Bunun ötesinde Yaycı’nın itiraz ettiği başka noktalar da vardı. Total’in yüzlerce satış noktasının olduğu söyleniyordu. Ancak bunların çok az bir kısmı resmen Total’indi. Çoğunluğu bayilik sistemiyle çalışıyordu. Üstelik dört yılda, Demirören döneminde bu bayilik sistemi de kötü bir şekilde yönetilmişti. Bu gerekçeleri sıralayan Yaycı, satın almanın yanlış olduğunu, ayrıca satın alınsa dahi 450 milyon doların bu satış için fahiş olduğunu söyledi. Yetmedi, Yaycı, kararın OYAK teamüllerine göre yönetim kurulu tarafından değil, genel kurul tarafından verilmesi gerektiğini söyledi. Ona göre yönetim kurulunun bu kararı alması yetkinin aşımıydı. Ve satışın görüşüldüğü yönetim kurulu toplantısını terk etti.
KUVVET KOMUTANI DEVREDE
Yaşanan olay OYAK yönetiminde deprem etkisi yarattı. “Yukarıdan gelen” uyarının ardından, bir süre sonra Deniz Kuvvetleri Komutanı devreye girdi. Yaycı ile baş başa bir görüşme gerçekleştirdi. Yaycı’ya özetle “Sen benim adıma orada görev yapıyorsun” diyen Komutan Adnan Özbal, Yaycı’dan satışa onay vermesini istedi. Yapacak bir şeyin kalmadığını düşünen Yaycı, Milli Savunma Bakanı’nın görüşünün de bu yönde olduğunu görünce satışa onay verdi.

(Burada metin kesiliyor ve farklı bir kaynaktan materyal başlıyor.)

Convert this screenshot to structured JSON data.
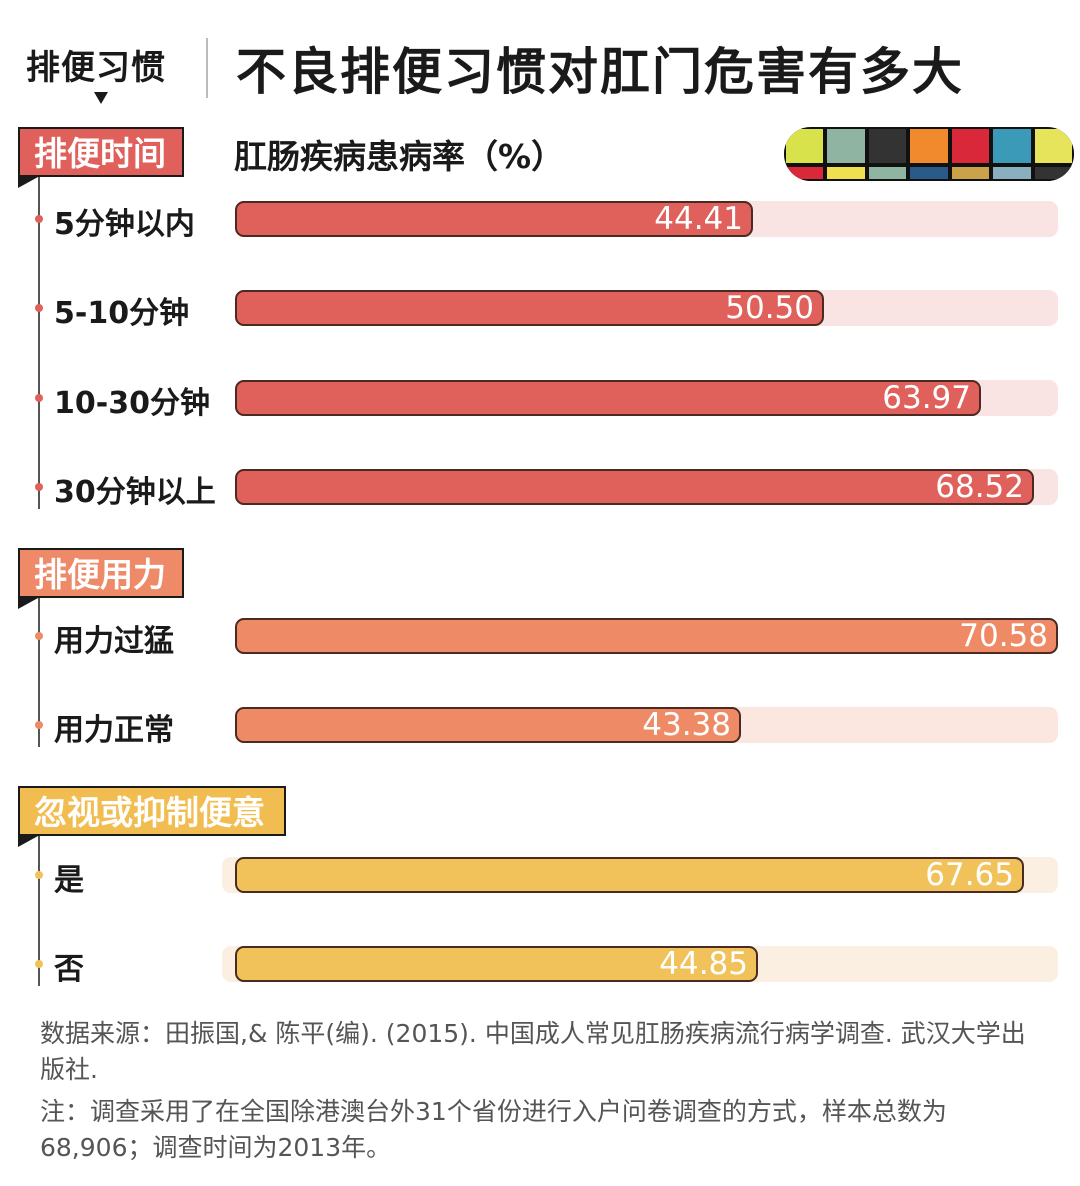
{
  "header": {
    "kicker": "排便习惯",
    "title": "不良排便习惯对肛门危害有多大",
    "subtitle": "肛肠疾病患病率（%）"
  },
  "decor": {
    "strip_top": [
      "#d8e24a",
      "#8fb5a2",
      "#333333",
      "#f08a2c",
      "#d8283a",
      "#3a9ab8",
      "#e6e45a"
    ],
    "strip_bottom": [
      "#d8283a",
      "#f0e050",
      "#8fb5a2",
      "#2a5a8a",
      "#c9a24a",
      "#8ab0c0",
      "#333333"
    ]
  },
  "chart_data": {
    "type": "bar",
    "orientation": "horizontal",
    "xlim": [
      0,
      70.58
    ],
    "groups": [
      {
        "name": "排便时间",
        "color": "#e0605c",
        "track_color": "#f9e4e3",
        "label_color": "#e0605c",
        "categories": [
          "5分钟以内",
          "5-10分钟",
          "10-30分钟",
          "30分钟以上"
        ],
        "values": [
          44.41,
          50.5,
          63.97,
          68.52
        ],
        "value_labels": [
          "44.41",
          "50.50",
          "63.97",
          "68.52"
        ]
      },
      {
        "name": "排便用力",
        "color": "#ef8a66",
        "track_color": "#fbe7df",
        "label_color": "#ee8a68",
        "categories": [
          "用力过猛",
          "用力正常"
        ],
        "values": [
          70.58,
          43.38
        ],
        "value_labels": [
          "70.58",
          "43.38"
        ]
      },
      {
        "name": "忽视或抑制便意",
        "color": "#f2c25a",
        "track_color": "#fbefe2",
        "label_color": "#f2bd50",
        "categories": [
          "是",
          "否"
        ],
        "values": [
          67.65,
          44.85
        ],
        "value_labels": [
          "67.65",
          "44.85"
        ]
      }
    ]
  },
  "footer": {
    "source": "数据来源：田振国,& 陈平(编). (2015). 中国成人常见肛肠疾病流行病学调查. 武汉大学出版社.",
    "note": "注：调查采用了在全国除港澳台外31个省份进行入户问卷调查的方式，样本总数为68,906；调查时间为2013年。"
  }
}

Sadece Yaycı değil, o dönem satış OYAK tabanında da tepki yaratmıştı. Satışın ardından gerçekleşen genel kurulda, önceki yıl yüzde 42 olan kâr payının yüzde 20.5’e düştüğünün açıklanması üyelerin tepkisini çekmişti. Sosyal medyaya yansıyan eleştiriler arasında “Bizim paralarımızla biz ve çocuklarımız yerine tüpçüyü (Demirören) kurtardınız” mesajı dikkat çekmişti. Birçok üyesine göre de OYAK; parasını, kuruluş felsefesine aykırı şekilde, asker için değil, zor durumdaki Demirören’i rahatlatmak için kullanmıştı.
Bacon, “Sessizlik budalaların erdemidir” diyor. Kulaklarımızı, gözümüzü açtık; suskunluk çağında bize gerçeği söyleyecek ahlaklı insan arıyoruz. Ağız ve burun var, peşinde olduğumuz nefes nerede?